NASA's Orion space capsule splashed down safely in the Pacific on Sunday, completing the Artemis 1 mission -- a more than 25-day journey around the Moon with an eye to returning humans there in just a few years.
After racing through the Earth's atmosphere at a speed of 25,000 miles (40,000 kilometers) per hour, the uncrewed capsule floated down to the sea with the help of three large orange and white parachutes, as seen on NASA TV.
"I don't think any one of us could have imagined the mission this successful," said Artemis Mission Manager Mike Sarafin in a press conference.
"We now have a foundational deep space transportation system."
During the trip around Earth's orbiting satellite and back, Orion logged well over a million miles and went farther from Earth than any previous habitable spacecraft.
"For years, thousands of individuals have poured themselves into this mission, which is inspiring the world to work together to reach untouched cosmic shores," said NASA Administrator Bill Nelson.
"Today is a huge win for NASA, the United States, our international partners, and all of humanity," he added.
After touchdown, helicopters flew over the floating spacecraft, which showed no evidence of damage.
Orion was recovered by a prepositioned US Navy ship off the coast of Mexico's Baja California after some initial tests were run.
As it reentered the Earth's atmosphere, the gumdrop-shaped capsule had to withstand a temperature of 2,800 degrees Centigrade (5,000 Fahrenheit) -- about half that of the surface of the Sun.
The main goal of this mission was to test Orion's heat shield -- for the day when it carries astronauts.
Achieving success in this mission was key for NASA, which has invested tens of billions of dollars in the Artemis program due to take people back to the Moon and prepare for an onward trip, someday, to Mars.
A first test of the capsule was in 2014, but that time it stayed in Earth's orbit, coming back into the atmosphere at a slower speed of around 20,000 miles per hour.
The USS Portland was positioned to recover the Orion capsule in an exercise NASA has been rehearsing for years. Helicopters and inflatable boats were also deployed.
The falling spacecraft eased to a speed of 20 miles per hour as it finally hit the Pacific.
NASA let Orion float for several hours -- a lot longer than if astronauts were inside -- to collect data on temperatures inside the crew module.
Divers then attached cables to hoist Orion onto the USS Portland, an amphibious transport dock vessel whose stern was partly submerged. The water was then pumped out slowly so the spacecraft came to rest on a platform designed to hold it.
The Navy ship was then set to head for San Diego, California, where the spacecraft will be unloaded in the coming days.
Orion has now traveled 1.4 million miles since it took off from Florida on November 16, aided by the huge SLS rocket.
At its nearest point to the Moon, it flew less than 80 miles from the surface.

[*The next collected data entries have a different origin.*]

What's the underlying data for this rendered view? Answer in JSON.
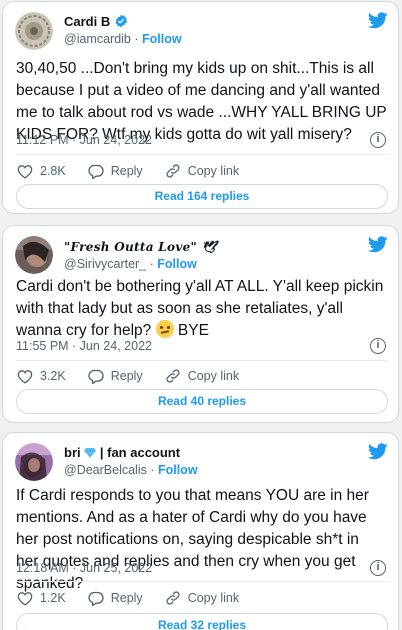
{
  "tweets": [
    {
      "name": "Cardi B",
      "verified": true,
      "handle": "@iamcardib",
      "follow": "Follow",
      "text": "30,40,50 ...Don't bring my kids up on shit...This is all because I put a video of me dancing and y'all wanted me to talk about rod vs wade ...WHY YALL BRING UP KIDS FOR? Wtf my kids gotta do wit yall misery?",
      "time": "11:12 PM · Jun 24, 2022",
      "likes": "2.8K",
      "reply": "Reply",
      "copy": "Copy link",
      "read": "Read 164 replies"
    },
    {
      "name": "\"Fresh Outta Love\" 🕊",
      "handle": "@Sirivycarter_",
      "follow": "Follow",
      "text": "Cardi don't be bothering y'all AT ALL. Y'all keep pickin with that lady but as soon as she retaliates, y'all wanna cry for help?",
      "text_tail": " BYE",
      "time": "11:55 PM · Jun 24, 2022",
      "likes": "3.2K",
      "reply": "Reply",
      "copy": "Copy link",
      "read": "Read 40 replies"
    },
    {
      "name_pre": "bri",
      "name_post": "| fan account",
      "handle": "@DearBelcalis",
      "follow": "Follow",
      "text": "If Cardi responds to you that means YOU are in her mentions. And as a hater of Cardi why do you have her post notifications on, saying despicable sh*t in her quotes and replies and then cry when you get spanked?",
      "time": "12:18 AM · Jun 25, 2022",
      "likes": "1.2K",
      "reply": "Reply",
      "copy": "Copy link",
      "read": "Read 32 replies"
    }
  ],
  "colors": {
    "accent": "#1d9bf0",
    "muted": "#536471",
    "verified": "#1d9bf0"
  },
  "icons": [
    "twitter-bird-icon",
    "heart-icon",
    "reply-icon",
    "link-icon",
    "info-icon",
    "verified-icon",
    "diamond-icon",
    "dove-icon",
    "sad-face-emoji"
  ]
}
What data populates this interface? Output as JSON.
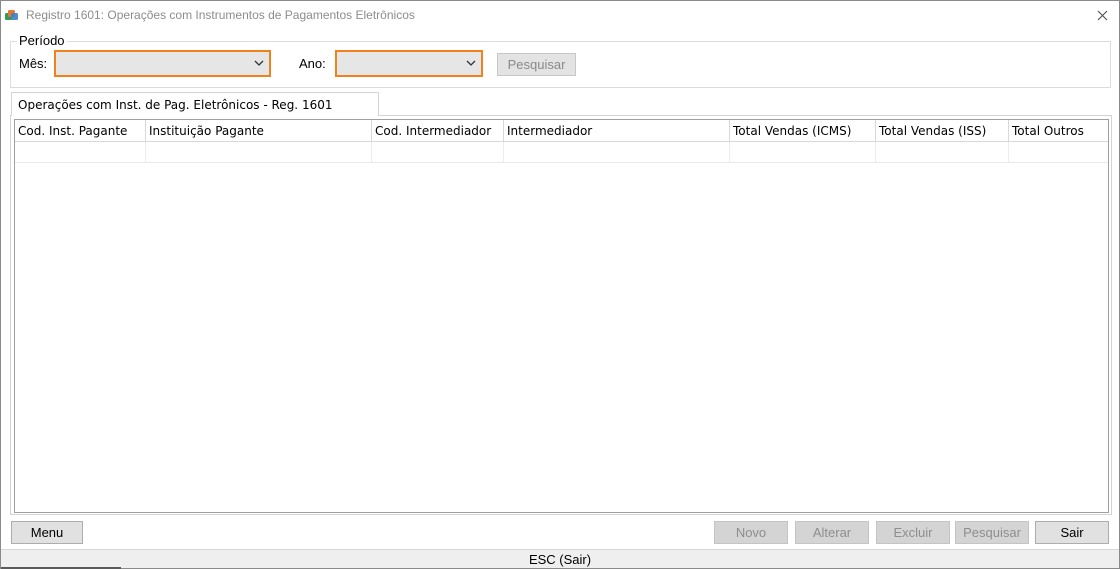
{
  "window": {
    "title": "Registro 1601: Operações com Instrumentos de Pagamentos Eletrônicos",
    "icon": "app-logo-icon",
    "close_icon": "close-icon"
  },
  "periodo": {
    "legend": "Período",
    "mes_label": "Mês:",
    "mes_value": "",
    "ano_label": "Ano:",
    "ano_value": "",
    "search_button": "Pesquisar"
  },
  "tab": {
    "label": "Operações com Inst. de Pag. Eletrônicos - Reg. 1601"
  },
  "table": {
    "columns": [
      "Cod. Inst. Pagante",
      "Instituição Pagante",
      "Cod. Intermediador",
      "Intermediador",
      "Total Vendas (ICMS)",
      "Total Vendas (ISS)",
      "Total Outros"
    ],
    "rows": [
      [
        "",
        "",
        "",
        "",
        "",
        "",
        ""
      ]
    ]
  },
  "footer": {
    "menu": "Menu",
    "novo": "Novo",
    "alterar": "Alterar",
    "excluir": "Excluir",
    "pesquisar": "Pesquisar",
    "sair": "Sair"
  },
  "status": {
    "text": "ESC (Sair)"
  },
  "colors": {
    "accent_border": "#f0821e",
    "disabled_text": "#8e8e8e",
    "title_text": "#8c8c8c"
  }
}
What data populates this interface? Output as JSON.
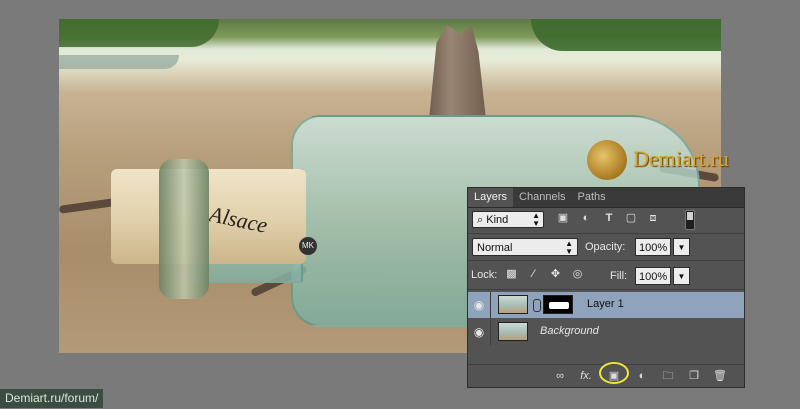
{
  "canvas": {
    "cork_text": "Alsace",
    "cork_badge": "MK"
  },
  "watermark": {
    "text": "Demiart.ru"
  },
  "layers_panel": {
    "tabs": [
      {
        "label": "Layers",
        "active": true
      },
      {
        "label": "Channels",
        "active": false
      },
      {
        "label": "Paths",
        "active": false
      }
    ],
    "filter": {
      "label": "Kind",
      "icons": [
        "pixel-filter-icon",
        "adjustment-filter-icon",
        "type-filter-icon",
        "shape-filter-icon",
        "smart-object-filter-icon"
      ]
    },
    "blend_mode": "Normal",
    "opacity_label": "Opacity:",
    "opacity_value": "100%",
    "lock_label": "Lock:",
    "fill_label": "Fill:",
    "fill_value": "100%",
    "layers": [
      {
        "name": "Layer 1",
        "selected": true,
        "has_mask": true
      },
      {
        "name": "Background",
        "selected": false,
        "has_mask": false
      }
    ],
    "bottom_icons": [
      "link-layers-icon",
      "fx-icon",
      "add-mask-icon",
      "adjustment-layer-icon",
      "group-icon",
      "new-layer-icon",
      "trash-icon"
    ],
    "highlight_color": "#f0e63a"
  },
  "footer": {
    "forum_link": "Demiart.ru/forum/"
  }
}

And it broke the distance record for a habitable capsule from our planet, venturing 268,000 miles away at its farthest point.
Recovering the spacecraft will allow NASA to gather data that is crucial for future missions.

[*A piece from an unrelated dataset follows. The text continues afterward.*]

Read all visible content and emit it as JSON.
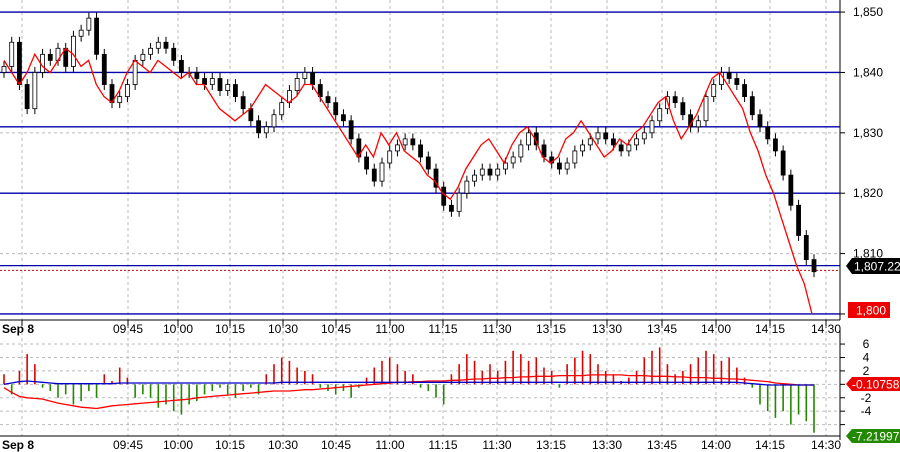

This includes information on the condition of the vessel after its flight, data from monitors that measure acceleration and vibration, and the performance of a special vest put on a mannequin in the capsule to test how to protect people from radiation while flying through space.

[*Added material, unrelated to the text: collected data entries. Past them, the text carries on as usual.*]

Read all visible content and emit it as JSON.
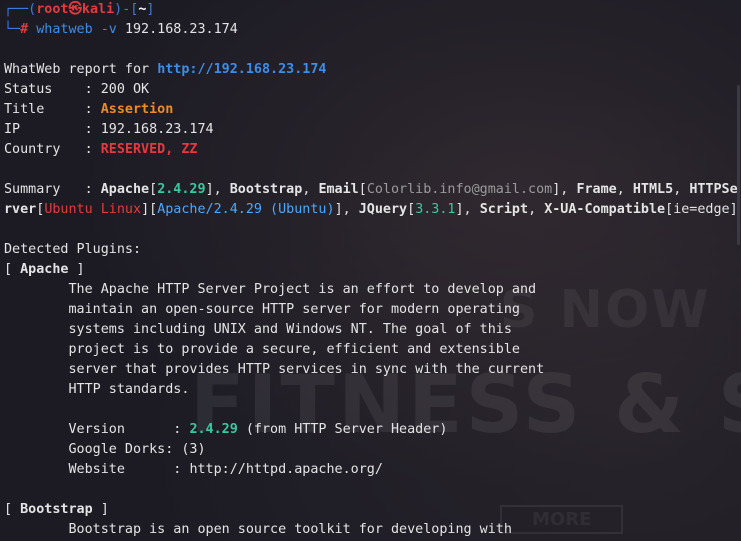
{
  "prompt": {
    "top_left": "┌──(",
    "user": "root",
    "skull": "㉿",
    "host": "kali",
    "mid": ")-[",
    "dir": "~",
    "close": "]",
    "bottom_left": "└─",
    "hash": "#",
    "cmd": "whatweb",
    "flag": "-v",
    "target": "192.168.23.174"
  },
  "report": {
    "header_label": "WhatWeb report for",
    "url": "http://192.168.23.174",
    "rows": [
      {
        "key": "Status    :",
        "value": "200 OK"
      },
      {
        "key": "Title     :",
        "value": "Assertion"
      },
      {
        "key": "IP        :",
        "value": "192.168.23.174"
      },
      {
        "key": "Country   :",
        "value": "RESERVED, ZZ"
      }
    ],
    "summary_label": "Summary   :",
    "summary": {
      "apache": "Apache",
      "apache_ver": "2.4.29",
      "bootstrap": "Bootstrap",
      "email": "Email",
      "email_val": "Colorlib.info@gmail.com",
      "frame": "Frame",
      "html5": "HTML5",
      "https_a": "HTTPSe",
      "https_b": "rver",
      "ubuntu": "Ubuntu Linux",
      "apache_full": "Apache/2.4.29 (Ubuntu)",
      "jquery": "JQuery",
      "jquery_ver": "3.3.1",
      "script": "Script",
      "xua": "X-UA-Compatible",
      "xua_val": "ie=edge"
    }
  },
  "plugins": {
    "heading": "Detected Plugins:",
    "apache": {
      "name": "Apache",
      "desc": [
        "The Apache HTTP Server Project is an effort to develop and",
        "maintain an open-source HTTP server for modern operating",
        "systems including UNIX and Windows NT. The goal of this",
        "project is to provide a secure, efficient and extensible",
        "server that provides HTTP services in sync with the current",
        "HTTP standards."
      ],
      "version_label": "Version      :",
      "version": "2.4.29",
      "version_note": "(from HTTP Server Header)",
      "dorks": "Google Dorks: (3)",
      "website_label": "Website      :",
      "website": "http://httpd.apache.org/"
    },
    "bootstrap": {
      "name": "Bootstrap",
      "desc": "Bootstrap is an open source toolkit for developing with"
    }
  },
  "watermark": {
    "line1": "S NOW",
    "line2": "FITNESS & SPO",
    "line3": "MORE"
  },
  "colors": {
    "background": "#1c1b24",
    "prompt_blue": "#3b7be0",
    "root_red": "#e5393d",
    "url_blue": "#3b8eea",
    "title_orange": "#f08a24",
    "version_green": "#39c9a0"
  }
}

Some capsule components should be good for reuse in the Artemis 2 mission, already in advanced stages of planning.
That mission, planned for 2024, will take a crew toward the Moon but still without landing on it.
Artemis 3, scheduled for 2025, will see a spacecraft land for the first time on the south pole of the Moon, where they hope to find water in the form of ice. The space agency thereafter aims to launch one mission per year.
"We have hardware today in work around the world through Artemis 5, this isn't just a one flight and we're done," said NASA Associate Administrator Jim Free.
As part of the Artemis missions, NASA is planning to send a woman and a person of color to the Moon for the first time.
Only 12 people -- all of them white men -- have set foot on the Moon. That was during NASA's historic Apollo missions, which ended in 1972.
NASA hopes to establish a lasting human presence on the Moon, through a base on the surface as well as an orbiting space station.
Having people learn to live on the Moon should help engineers develop technologies for a years-long trip to Mars, possibly in the late 2030s.